RSA 2017 Predictions Analysis via Sophos
Sophos offered a predictions blog that was published on their Naked Security blog last week, and now it’s time to see how accurate these predictions were. Here, we will break down each prediction and see what really happened. Sophos wrote on some big topics like Internet of Things (IoT) devices and the continuing scourge of ransomware.
Here’s Sophos predictions and review:
What I predicted:
Ransomware is an old topic in information security circles. Attackers have been hijacking computers and holding files hostage for years now, typically demanding that ransom be paid in bitcoins. Some might expect that a majority of people are well aware of the threat by now and that they’re taking the appropriate precautions. It’s therefore, reasonable to assume that online thieves have moved on to new tactics. Unfortunately, that’s hardly the case, said Andrew Hay, CISO of DataGravity and one of the seminar organizers. “Ransomware is one of the most prominent threats facing organizations and their end-users, partners, and customers,” he explained.
Indeed, ransomware was a big discussion point, best illustrated by an all-day seminar on the subject on Monday. I was there and it was well attended. From 9 am – 5 pm, a variety of experts offered up case studies, reviews of the best technology to fight ransomware, and tips to help companies avoid falling victim in the first place.
Internet of Things
What I predicted:
IoT threats have been discussed at RSA conference for years now, but in largely theoretical terms. This past year, the theoretical turned into reality when Mirai malware was used to hijack internet-facing webcams and other devices into massive botnets that were then used to launch a coordinated assault against Dyn, one of several companies hosting the the Domain Name System (DNS). That attack crippled such major sites as Twitter, Paypal, Netflix and Reddit. For 2017, Sophos predicts a rise in threats against devices that are part of the IoT.
My prediction that IoT attacks would be a big focus also turned out to be true. Multiple vendors played up the threat – and how they could help defend against it – on the show floor. And, Chester Wisniewski and I discussed the topic at the Sophos booth as well.
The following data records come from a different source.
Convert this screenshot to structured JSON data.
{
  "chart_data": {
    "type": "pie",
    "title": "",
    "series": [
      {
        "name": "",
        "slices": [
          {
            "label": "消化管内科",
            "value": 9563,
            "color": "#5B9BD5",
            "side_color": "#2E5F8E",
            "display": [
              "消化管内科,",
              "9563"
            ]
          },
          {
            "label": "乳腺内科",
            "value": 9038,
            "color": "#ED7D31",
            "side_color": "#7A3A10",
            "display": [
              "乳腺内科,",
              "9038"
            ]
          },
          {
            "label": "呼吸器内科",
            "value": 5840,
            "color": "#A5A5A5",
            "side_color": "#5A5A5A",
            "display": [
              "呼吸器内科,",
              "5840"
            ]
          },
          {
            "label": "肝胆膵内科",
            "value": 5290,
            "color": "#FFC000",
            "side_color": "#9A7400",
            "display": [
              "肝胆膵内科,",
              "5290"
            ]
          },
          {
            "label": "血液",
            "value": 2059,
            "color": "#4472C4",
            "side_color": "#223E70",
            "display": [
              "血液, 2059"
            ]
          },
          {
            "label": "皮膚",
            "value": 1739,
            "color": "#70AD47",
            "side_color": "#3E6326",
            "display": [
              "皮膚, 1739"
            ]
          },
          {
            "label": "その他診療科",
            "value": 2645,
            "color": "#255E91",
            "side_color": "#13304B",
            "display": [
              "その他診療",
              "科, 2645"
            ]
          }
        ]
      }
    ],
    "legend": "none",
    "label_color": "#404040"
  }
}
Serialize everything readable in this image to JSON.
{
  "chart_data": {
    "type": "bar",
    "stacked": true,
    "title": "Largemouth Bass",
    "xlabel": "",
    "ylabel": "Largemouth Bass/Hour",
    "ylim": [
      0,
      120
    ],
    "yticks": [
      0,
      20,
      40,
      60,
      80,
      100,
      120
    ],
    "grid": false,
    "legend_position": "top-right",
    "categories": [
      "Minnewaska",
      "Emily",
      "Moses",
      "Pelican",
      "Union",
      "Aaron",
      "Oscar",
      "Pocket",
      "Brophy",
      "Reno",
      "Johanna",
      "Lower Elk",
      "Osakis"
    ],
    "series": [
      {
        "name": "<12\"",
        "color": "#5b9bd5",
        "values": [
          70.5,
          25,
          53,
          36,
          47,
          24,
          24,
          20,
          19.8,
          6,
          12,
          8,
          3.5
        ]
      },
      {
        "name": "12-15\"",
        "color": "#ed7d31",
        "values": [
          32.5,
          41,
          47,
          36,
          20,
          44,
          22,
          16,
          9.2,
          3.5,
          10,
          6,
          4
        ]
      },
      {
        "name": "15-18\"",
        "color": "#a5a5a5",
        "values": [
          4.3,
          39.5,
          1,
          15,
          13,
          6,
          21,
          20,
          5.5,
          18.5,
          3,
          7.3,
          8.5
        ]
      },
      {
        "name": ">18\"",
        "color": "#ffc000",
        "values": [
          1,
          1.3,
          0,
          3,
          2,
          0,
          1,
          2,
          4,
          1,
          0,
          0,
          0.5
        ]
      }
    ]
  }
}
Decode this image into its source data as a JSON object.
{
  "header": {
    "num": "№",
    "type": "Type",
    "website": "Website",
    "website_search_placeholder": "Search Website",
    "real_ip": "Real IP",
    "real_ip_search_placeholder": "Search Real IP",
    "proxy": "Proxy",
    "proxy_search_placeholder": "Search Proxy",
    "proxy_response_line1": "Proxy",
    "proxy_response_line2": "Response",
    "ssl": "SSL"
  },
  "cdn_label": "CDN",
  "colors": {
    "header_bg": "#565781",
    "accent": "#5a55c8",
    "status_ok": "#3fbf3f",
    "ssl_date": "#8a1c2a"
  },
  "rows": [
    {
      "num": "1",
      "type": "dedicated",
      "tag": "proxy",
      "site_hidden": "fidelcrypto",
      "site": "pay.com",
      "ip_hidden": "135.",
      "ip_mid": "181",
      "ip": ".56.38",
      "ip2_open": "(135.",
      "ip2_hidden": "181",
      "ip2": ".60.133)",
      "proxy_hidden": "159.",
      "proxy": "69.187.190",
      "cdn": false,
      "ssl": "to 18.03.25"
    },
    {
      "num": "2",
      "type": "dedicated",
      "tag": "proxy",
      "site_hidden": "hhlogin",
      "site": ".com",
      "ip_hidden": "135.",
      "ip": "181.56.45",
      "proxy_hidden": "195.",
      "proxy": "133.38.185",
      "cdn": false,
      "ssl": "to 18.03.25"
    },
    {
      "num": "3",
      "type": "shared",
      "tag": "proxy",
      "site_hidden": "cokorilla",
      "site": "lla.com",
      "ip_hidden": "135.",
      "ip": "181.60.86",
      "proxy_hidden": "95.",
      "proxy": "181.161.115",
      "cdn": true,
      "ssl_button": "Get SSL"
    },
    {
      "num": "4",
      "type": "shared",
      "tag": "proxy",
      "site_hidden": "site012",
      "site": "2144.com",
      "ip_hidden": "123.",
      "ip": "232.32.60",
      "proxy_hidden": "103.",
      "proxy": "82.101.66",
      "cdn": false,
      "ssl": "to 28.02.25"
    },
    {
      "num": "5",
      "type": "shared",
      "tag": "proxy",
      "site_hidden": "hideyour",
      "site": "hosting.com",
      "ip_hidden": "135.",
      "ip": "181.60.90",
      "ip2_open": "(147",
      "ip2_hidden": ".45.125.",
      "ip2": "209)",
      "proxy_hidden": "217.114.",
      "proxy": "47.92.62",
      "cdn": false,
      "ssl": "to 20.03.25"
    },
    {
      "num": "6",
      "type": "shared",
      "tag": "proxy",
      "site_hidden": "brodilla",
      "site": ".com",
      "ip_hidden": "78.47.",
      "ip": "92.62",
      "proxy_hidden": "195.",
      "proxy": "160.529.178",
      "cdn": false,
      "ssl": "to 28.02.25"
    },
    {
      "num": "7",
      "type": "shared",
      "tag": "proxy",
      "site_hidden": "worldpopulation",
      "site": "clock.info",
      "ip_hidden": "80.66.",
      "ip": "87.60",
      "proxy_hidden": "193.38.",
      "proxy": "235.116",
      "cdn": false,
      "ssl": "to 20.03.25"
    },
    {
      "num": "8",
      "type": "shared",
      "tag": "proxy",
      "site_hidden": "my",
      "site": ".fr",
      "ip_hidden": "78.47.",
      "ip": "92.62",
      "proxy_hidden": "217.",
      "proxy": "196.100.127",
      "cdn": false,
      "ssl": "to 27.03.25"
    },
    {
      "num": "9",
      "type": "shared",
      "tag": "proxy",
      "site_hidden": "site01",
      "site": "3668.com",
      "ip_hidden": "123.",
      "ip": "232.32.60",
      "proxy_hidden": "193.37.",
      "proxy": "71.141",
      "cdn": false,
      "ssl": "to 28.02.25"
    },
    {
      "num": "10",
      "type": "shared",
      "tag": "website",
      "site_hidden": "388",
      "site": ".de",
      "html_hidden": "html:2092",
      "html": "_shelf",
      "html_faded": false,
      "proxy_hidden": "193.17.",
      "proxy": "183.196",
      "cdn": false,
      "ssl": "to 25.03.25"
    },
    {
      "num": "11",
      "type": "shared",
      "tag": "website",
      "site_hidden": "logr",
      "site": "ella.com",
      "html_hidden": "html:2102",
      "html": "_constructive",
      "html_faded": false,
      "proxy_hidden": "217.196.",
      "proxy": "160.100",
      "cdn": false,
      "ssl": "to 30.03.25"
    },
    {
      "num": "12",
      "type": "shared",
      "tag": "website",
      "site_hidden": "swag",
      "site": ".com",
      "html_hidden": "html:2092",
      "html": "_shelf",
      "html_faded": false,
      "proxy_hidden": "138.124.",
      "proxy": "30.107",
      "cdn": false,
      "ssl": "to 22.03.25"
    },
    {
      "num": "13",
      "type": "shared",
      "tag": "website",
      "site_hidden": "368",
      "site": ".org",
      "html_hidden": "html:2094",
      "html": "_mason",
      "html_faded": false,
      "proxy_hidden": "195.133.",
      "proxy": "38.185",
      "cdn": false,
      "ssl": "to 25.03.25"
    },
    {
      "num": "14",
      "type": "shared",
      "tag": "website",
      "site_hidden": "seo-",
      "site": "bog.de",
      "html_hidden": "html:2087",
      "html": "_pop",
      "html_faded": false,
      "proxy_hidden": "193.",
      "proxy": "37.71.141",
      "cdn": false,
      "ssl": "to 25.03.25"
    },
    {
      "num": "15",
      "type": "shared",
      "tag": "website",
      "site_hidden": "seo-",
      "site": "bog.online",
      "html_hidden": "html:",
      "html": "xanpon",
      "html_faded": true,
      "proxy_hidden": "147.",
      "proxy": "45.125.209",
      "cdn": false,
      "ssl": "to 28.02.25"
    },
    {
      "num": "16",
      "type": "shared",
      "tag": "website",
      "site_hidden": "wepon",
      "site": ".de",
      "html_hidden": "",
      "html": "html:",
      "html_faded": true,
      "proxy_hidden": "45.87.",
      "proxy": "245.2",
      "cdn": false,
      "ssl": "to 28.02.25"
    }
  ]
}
It was difficult to pinpoint an overriding theme this year. Whereas past RSA conferences were dominated by one or two issues (spyware in 2005 comes to mind), this year was more of a topic du jour. Ransomware and IoT were just two of many issues.
But I was fine with that.
I’ve found over the years that people don’t necessarily come to RSA in search of a big news event or theme. They attend because they are constantly striving to find more effective ways to better manage old problems.
Whether RSA filled those needs is in the eye of the individual.